Latent Diffusion Models for Controllable RNA Sequence Generation

TL;DR

This work presents RNAdiffusion, a latent diffusion model for generating and optimizing discrete RNA sequences of variable lengths that outperforms baselines in balancing rewards and structural stability trade-off, and holds potential for advancing RNA sequence-function research and therapeutic RNA design.

Abstract

This work presents RNAdiffusion, a latent diffusion model for generating and optimizing discrete RNA sequences of variable lengths. RNA is a key intermediary between DNA and protein, exhibiting high sequence diversity and complex three-dimensional structures to support a wide range of functions. We utilize pretrained BERT-type models to encode raw RNA sequences into token-level, biologically meaningful representations. A Query Transformer is employed to compress such representations into a set of fixed-length latent vectors, with an autoregressive decoder trained to reconstruct RNA sequences from these latent variables. We then develop a continuous diffusion model within this latent space. To enable optimization, we integrate the gradients of reward models--surrogates for RNA functional properties--into the backward diffusion process, thereby generating RNAs with high reward scores. Empirical results confirm that RNAdiffusion generates non-coding RNAs that align with natural distributions across various biological metrics. Further, we fine-tune the diffusion model on mRNA 5' untranslated regions (5'-UTRs) and optimize sequences for high translation efficiencies. Our guided diffusion model effectively generates diverse 5'-UTRs with high Mean Ribosome Loading (MRL) and Translation Efficiency (TE), outperforming baselines in balancing rewards and structural stability trade-off.

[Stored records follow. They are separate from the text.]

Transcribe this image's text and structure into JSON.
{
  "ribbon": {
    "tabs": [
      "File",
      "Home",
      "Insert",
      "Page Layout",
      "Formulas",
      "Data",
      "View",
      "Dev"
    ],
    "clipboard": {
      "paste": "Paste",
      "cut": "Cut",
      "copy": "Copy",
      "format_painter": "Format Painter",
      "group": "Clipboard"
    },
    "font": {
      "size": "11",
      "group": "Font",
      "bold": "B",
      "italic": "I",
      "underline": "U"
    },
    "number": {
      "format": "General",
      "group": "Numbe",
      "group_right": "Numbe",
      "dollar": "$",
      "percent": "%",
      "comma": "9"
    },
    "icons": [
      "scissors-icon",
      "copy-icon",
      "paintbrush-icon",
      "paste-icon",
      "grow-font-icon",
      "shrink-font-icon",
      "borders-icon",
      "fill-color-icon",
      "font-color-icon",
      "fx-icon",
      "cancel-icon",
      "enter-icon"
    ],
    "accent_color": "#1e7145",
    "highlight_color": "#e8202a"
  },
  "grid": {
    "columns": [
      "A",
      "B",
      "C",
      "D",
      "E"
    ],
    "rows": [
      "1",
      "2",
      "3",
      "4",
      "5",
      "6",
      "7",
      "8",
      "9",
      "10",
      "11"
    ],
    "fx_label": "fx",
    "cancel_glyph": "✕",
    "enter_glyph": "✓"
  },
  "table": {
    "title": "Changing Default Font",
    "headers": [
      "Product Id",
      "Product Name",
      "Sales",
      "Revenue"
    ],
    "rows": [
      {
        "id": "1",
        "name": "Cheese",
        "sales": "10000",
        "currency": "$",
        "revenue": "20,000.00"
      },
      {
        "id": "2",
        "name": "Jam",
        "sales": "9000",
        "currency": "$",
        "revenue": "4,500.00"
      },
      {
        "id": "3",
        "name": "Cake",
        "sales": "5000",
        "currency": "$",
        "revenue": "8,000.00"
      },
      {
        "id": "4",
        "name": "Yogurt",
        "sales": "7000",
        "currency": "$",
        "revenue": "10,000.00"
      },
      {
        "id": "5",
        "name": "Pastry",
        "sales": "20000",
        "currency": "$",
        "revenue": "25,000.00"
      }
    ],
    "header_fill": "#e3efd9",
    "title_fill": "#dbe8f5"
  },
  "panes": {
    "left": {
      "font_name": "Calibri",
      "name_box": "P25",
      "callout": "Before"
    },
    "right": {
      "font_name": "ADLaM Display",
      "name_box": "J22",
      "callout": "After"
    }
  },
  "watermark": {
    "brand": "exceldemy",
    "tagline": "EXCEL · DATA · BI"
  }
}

Our findings hold potential for advancing RNA sequence-function research and therapeutic RNA design.

Figures (8)

• Figure 1: RNAdiffusion : Latent diffusion model for RNA sequences. Three parts of RNAdiffusion : (1) RNA sequence auto-encoder, consisting of a pretrained RNA-FM model, a Querying Transformer, and a decoder, for translating between the sequence space and the latent space; (2) Guided diffusion model with a pre-trained score network, for generating latent RNA embeddings under external guidance; (3) Latent reward model, trained on the latent space to predict functional properties of RNA, for computing guidance of diffusion.
• Figure 2: Sequence length comparison between the natural ncRNA test set and generated sequences (sample size: 20000).
• Figure 3: Generated samples from RNAdiffusion compared to natural ncRNAs and random sequences. Each includes 9000 sequences. (a) minimum 4-mer distances. (b) minimum sequence Levenshtein distances. (c) G/C content ratios. (d) minimum free energy. (e) minimum Levenshtein distances of RNA secondary structure. (f) t-SNE visualizations of RNAs in latent embedding space.
• Figure 4: Sequence length histogram of the natural UTR test set and generated sequences (sample size: 20000).
• Figure 5: Pareto front curves between Minimum Free Energy (MFE) and Mean Ribosome Loading (MRL)/Translation Efficiency (TE). The curves are generated by selecting the top 10% quantile MRL/TE within sliding windows around each MFE value. Each shaded dot denotes a sequence. All the sequences are evaluated with the same validation reward models.